Example usage: visualize contribution of monthly sales as a part of year sales.
data_time_series %>% group_by(time) %>%
summarise(Sales = sum(Poland, Germany, Slovakia)) %>%
arrange(match(time, month.abb)) %>%
mutate(Sales = round(cumsum(Sales), 2)) -> df_summarized
column_chart_waterfall(df_summarized, x = 'time', series = 'Sales') %>%
add_title('The company XYZ', 'Profit', 'in mEUR', 'cumulative, 2020')
Other types of column charts are available, ie. column_chart_grouped
or column_chart_normalized
. When using them similar data visualization rules apply as for bar charts. Feel free to explore them and see reference page if need help.
Line charts, as column charts, should be used to show time series data. Some lineplots however require more complicated data structure.

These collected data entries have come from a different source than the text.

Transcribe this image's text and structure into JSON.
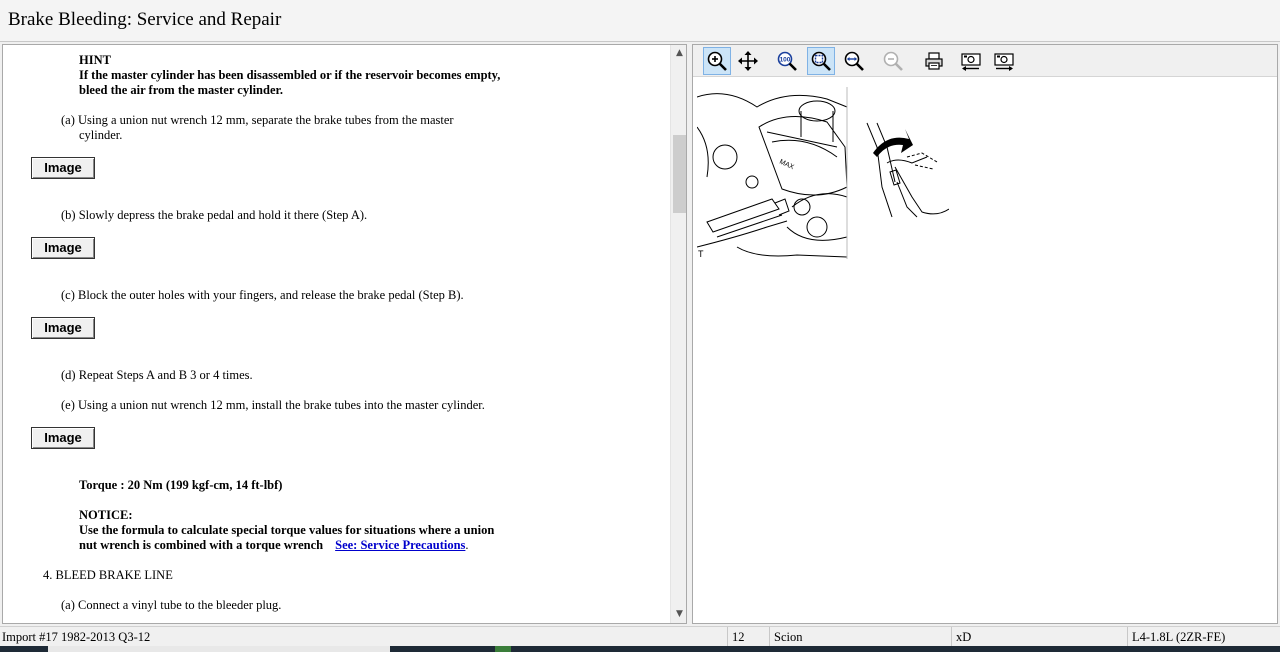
{
  "window": {
    "title": "Brake Bleeding:  Service and Repair"
  },
  "document": {
    "hint_title": "HINT",
    "hint_line1": "If the master cylinder has been disassembled or if the reservoir becomes empty,",
    "hint_line2": "bleed the air from the master cylinder.",
    "step_a_line1": "(a) Using a union nut wrench 12 mm, separate the brake tubes from the master",
    "step_a_line2": "cylinder.",
    "image_button_label": "Image",
    "step_b": "(b) Slowly depress the brake pedal and hold it there (Step A).",
    "step_c": "(c) Block the outer holes with your fingers, and release the brake pedal (Step B).",
    "step_d": "(d) Repeat Steps A and B 3 or 4 times.",
    "step_e": "(e) Using a union nut wrench 12 mm, install the brake tubes into the master cylinder.",
    "torque": "Torque : 20 Nm (199 kgf-cm, 14 ft-lbf)",
    "notice_title": "NOTICE:",
    "notice_line1": "Use the formula to calculate special torque values for situations where a union",
    "notice_line2": "nut wrench is combined with a torque wrench",
    "notice_link": "See: Service Precautions",
    "notice_end": ".",
    "section4": "4.  BLEED BRAKE LINE",
    "step_4a": "(a) Connect a vinyl tube to the bleeder plug."
  },
  "scrollbar": {
    "up_arrow": "▲",
    "down_arrow": "▼"
  },
  "figure": {
    "corner_label": "T",
    "max_label": "MAX"
  },
  "toolbar": {
    "buttons": [
      {
        "icon": "zoom-in-icon",
        "active": true
      },
      {
        "icon": "pan-move-icon",
        "active": false
      },
      {
        "icon": "zoom-100-icon",
        "label": "100%",
        "active": false
      },
      {
        "icon": "zoom-fit-icon",
        "active": true
      },
      {
        "icon": "zoom-width-icon",
        "active": false
      },
      {
        "icon": "zoom-out-icon",
        "active": false,
        "disabled": true
      },
      {
        "icon": "print-icon",
        "active": false
      },
      {
        "icon": "previous-image-icon",
        "active": false
      },
      {
        "icon": "next-image-icon",
        "active": false
      }
    ]
  },
  "status": {
    "source": "Import #17 1982-2013 Q3-12",
    "year": "12",
    "make": "Scion",
    "model": "xD",
    "engine": "L4-1.8L (2ZR-FE)"
  },
  "colors": {
    "link": "#0000cc",
    "active_tool": "#cce4f7",
    "taskbar": "#1e2a36"
  }
}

The basic lineplot uses lines with markers to show the data. Typical usage is to visualize several data series, which do not sum up, for example the market value of different companies among the years.
set.seed(123)
data_companies <- data.frame(
time = 2010:2020,
Alpha.inc = 25 + round(1:11 + rnorm(11)),
Beta.inc = round(40 + rnorm(11, sd = 2)),
Gamma.inc = round(50 + rnorm(11, sd = 5))
)
line_chart_markers(data_companies, x = 'time',
series = c('Alpha.inc', 'Beta.inc', 'Gamma.inc'),
series_labels = c('Alpha.inc', 'Beta.inc', 'Gamma.inc'),
interval = 'years') %>%
add_title('Some companies', 'Market value', 'in mEUR', '2010...2020')
Use desnse line plot to visualize up to 6 time series with more than one point in a category on x-axis. The more advanced users are encouraged to use the line_chart_dense_custom
function, where they can choose points that will be highlited by value label.
The most typical example is to show data with time granularity of 1 day among the years (mean day temperature in the course of 16 months).
data_dense <- data.frame(
dates = seq.Date(as.Date('2019-01-01'), as.Date('2019-12-31'), by = 1),
Warsaw = 7 + 9 * sin((365:1 - 60)/ 365 * 2 * pi) + rnorm(365, sd = 2),
London = 8 + 5 * sin((365:1 - 55)/ 365 * 2 * pi) + rnorm(365, sd = 1.2)
)
line_chart_dense(data_dense, 'dates', c('Warsaw', 'London')) %>%
add_title('Temperature in European Cities', 'Daily mean', 'in deg. C', 'In 2019')
One can wonder what type of plot choose: line chart or column chart. The answer depends on the data. If you want to visualize only one series, both line and column chart are appropriate. More differences occur when number of series increases. If the sum of series means something reasonable, use stacked columns, optionally stacked lines. If not, use line plot.